Like most cancers, doctors aren’t sure exactly what causes uterine cancer, but there are some known risk factors that place you at a greater risk of developing it. These risk factors include:
- Age. Women are much more likely to develop uterine cancer after menopause
- Obesity. Unhealthy lifestyle and diets can increase the risk of all cancers, including uterine cancer.
- Hormone levels. Women who have undergone estrogen-only hormone therapy for menopause treatment have a greater risk of developing uterine cancer.
- Genetics. Some women carry an inherited risk because of a family history of uterine cancer.
If you have these risk factors, talk with your doctor or gynecologist about whether they would recommend additional testing or screening for uterine cancer.
Uterine cancer screening is not a part of the standard Pap test and gynecological [jin-i-kuh-LOJ-ik-al] exams that women receive. If you or your doctor suspect uterine cancer, some additional testing may be recommended including the following:
- Transvaginal [TRANS-vaj-uh-nl] ultrasound
- Endometrial biopsy [BY-op-see]
- Blood tests
- Magnetic resonance imaging (MRI)
- Computed tomography (CT) scan
- Chest x-ray
- Positron emission tomography (PET) scan
The tests your doctor or gynecologist recommend will depend on your age, overall health, symptoms, and other risk factors.
The goals of treatment for uterine cancer are to remove not only the primary cancer growth or tumor but also to prevent cancer from returning. The secondary goal of treatment is to alleviate the symptoms of cancer. Your doctor or gynecologist will work together with a treatment team that may include an oncologist [on-CALL-oh-jist] and a surgeon. This team will develop a treatment plan that works best for your situation.
Treatment for uterine cancer can fall into two types: local and systemic.
Local treatments are designed to remove cancer and tumors and may include the following:
- Surgery. Hysterectomy [HISS-tuhr-EKT-uh-mee] is the most common treatment for cancer, which may involve removing the uterus as well as the ovaries [oh-VUH-rees] and fallopian tubes, especially if the cancer has spread to these areas.

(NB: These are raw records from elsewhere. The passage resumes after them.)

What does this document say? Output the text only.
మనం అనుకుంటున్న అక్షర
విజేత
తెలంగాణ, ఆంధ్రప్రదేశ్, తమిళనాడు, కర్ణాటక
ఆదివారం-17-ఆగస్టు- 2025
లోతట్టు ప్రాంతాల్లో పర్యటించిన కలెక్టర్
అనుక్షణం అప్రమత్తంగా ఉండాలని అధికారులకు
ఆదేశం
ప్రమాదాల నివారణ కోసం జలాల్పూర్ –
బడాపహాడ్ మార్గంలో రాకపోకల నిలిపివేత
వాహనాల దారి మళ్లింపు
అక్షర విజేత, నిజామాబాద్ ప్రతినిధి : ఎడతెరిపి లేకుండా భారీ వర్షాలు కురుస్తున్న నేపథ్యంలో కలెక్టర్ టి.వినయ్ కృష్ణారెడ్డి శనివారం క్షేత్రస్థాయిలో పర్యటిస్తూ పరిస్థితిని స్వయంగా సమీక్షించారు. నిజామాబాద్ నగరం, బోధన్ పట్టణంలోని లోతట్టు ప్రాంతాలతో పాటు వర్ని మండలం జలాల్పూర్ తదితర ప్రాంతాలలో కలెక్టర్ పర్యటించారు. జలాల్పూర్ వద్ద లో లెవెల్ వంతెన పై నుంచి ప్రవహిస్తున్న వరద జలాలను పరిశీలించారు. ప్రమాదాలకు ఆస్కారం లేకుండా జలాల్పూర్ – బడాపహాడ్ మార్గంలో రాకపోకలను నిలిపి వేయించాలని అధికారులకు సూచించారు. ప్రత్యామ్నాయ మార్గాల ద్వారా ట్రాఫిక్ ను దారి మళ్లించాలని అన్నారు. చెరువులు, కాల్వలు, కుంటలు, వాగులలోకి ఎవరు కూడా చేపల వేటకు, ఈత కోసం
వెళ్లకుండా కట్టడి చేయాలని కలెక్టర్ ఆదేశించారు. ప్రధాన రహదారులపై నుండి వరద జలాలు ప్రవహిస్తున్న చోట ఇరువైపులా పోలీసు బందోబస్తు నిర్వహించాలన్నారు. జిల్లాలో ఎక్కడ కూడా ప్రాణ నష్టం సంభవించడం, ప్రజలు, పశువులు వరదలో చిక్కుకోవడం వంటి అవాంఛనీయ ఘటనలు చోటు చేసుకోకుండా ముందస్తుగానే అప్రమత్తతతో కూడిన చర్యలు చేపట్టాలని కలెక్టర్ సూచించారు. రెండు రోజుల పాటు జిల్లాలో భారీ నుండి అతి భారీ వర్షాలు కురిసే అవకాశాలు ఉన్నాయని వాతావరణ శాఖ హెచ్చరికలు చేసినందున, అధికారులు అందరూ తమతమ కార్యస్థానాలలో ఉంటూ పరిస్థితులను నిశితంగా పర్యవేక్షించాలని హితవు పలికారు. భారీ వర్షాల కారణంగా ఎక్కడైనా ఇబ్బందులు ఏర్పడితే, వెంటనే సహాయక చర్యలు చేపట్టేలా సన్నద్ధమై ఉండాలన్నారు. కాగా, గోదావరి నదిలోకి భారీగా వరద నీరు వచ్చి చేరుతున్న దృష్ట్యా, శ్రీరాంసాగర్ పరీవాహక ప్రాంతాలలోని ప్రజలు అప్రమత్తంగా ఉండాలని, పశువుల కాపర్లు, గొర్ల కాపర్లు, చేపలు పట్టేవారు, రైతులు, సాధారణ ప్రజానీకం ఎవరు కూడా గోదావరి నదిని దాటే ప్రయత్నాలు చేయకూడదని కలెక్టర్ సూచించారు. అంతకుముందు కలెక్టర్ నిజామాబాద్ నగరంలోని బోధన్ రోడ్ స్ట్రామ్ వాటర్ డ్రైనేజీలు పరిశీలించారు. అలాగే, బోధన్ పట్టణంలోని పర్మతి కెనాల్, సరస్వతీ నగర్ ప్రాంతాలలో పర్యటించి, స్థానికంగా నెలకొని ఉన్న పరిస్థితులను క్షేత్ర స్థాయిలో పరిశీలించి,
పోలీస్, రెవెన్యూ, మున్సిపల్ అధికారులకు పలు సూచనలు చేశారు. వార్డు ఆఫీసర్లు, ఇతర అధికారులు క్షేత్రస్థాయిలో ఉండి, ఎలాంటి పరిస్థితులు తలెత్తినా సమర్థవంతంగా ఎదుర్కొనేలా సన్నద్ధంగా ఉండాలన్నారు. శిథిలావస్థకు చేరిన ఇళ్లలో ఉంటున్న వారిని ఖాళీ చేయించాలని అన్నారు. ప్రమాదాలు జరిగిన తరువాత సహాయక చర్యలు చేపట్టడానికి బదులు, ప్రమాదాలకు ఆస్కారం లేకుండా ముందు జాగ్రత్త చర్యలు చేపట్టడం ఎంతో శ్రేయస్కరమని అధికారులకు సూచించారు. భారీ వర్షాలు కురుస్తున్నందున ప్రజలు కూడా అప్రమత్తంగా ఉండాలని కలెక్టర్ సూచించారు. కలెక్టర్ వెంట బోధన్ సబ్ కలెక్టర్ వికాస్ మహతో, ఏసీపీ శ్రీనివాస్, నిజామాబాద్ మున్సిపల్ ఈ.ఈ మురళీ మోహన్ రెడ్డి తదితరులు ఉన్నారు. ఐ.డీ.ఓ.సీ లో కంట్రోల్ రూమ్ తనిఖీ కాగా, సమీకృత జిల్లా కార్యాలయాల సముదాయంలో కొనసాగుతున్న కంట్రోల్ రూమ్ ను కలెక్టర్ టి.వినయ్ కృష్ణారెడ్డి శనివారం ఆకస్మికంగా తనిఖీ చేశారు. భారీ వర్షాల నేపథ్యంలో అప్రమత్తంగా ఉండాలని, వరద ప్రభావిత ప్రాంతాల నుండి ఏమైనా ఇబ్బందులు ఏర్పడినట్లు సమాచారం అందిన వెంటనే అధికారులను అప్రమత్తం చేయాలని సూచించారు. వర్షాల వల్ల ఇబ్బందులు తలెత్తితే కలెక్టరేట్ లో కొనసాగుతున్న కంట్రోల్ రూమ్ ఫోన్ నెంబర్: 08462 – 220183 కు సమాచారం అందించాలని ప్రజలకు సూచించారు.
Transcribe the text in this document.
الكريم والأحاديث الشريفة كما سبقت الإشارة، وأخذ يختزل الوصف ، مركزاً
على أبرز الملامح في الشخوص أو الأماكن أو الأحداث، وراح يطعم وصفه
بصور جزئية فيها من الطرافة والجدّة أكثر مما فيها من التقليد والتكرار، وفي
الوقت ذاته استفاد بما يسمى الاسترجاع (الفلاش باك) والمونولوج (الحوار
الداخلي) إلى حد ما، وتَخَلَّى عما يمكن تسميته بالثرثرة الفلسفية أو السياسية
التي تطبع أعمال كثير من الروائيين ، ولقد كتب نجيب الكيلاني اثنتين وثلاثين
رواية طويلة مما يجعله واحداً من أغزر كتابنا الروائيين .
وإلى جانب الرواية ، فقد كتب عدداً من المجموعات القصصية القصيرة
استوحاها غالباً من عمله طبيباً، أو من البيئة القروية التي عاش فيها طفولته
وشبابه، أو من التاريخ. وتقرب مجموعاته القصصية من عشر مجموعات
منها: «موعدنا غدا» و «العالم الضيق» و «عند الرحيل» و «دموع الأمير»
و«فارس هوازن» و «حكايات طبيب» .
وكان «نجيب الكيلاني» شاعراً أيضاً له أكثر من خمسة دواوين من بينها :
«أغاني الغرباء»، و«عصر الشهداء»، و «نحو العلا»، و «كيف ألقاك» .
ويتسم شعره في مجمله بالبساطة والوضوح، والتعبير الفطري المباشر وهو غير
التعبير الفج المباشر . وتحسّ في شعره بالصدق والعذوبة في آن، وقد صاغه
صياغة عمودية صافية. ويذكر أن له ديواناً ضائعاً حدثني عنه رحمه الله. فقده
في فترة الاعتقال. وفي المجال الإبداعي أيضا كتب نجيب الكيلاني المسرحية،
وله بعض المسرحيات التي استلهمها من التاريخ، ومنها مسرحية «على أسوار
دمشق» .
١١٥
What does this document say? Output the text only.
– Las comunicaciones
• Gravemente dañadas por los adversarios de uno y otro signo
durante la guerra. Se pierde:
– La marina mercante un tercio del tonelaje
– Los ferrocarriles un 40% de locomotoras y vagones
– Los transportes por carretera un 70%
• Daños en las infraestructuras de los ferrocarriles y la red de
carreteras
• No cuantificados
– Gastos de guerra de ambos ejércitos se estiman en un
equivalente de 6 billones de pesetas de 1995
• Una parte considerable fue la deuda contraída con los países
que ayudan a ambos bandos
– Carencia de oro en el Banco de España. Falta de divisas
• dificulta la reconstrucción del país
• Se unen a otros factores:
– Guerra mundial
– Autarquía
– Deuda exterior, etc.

- Radiation. High-energy radiation targeting the pelvic area can kill cancer cells or slow down their growth.
Systemic treatments are meant to stop the spread of cancer to other parts of the body and may include:
Treatment for uterine cancer will depend on your age, the stage of your cancer, your family or medical history, and your personal choices.
While uterine cancer can’t always be prevented, you can practice some basic lifestyle changes to reduce your risk of developing cancer. These include:
- Maintaining a healthy weight
- Exercise regularly
- Eat a healthy diet
There is some evidence that taking birth control pills or having an IUD can reduce the risk of growths in the lining of the uterus. Hormone therapy is also a risk factor for developing uterine cancer, so it’s recommended that you talk with your doctor or gynecologist before undergoing this treatment for menopause.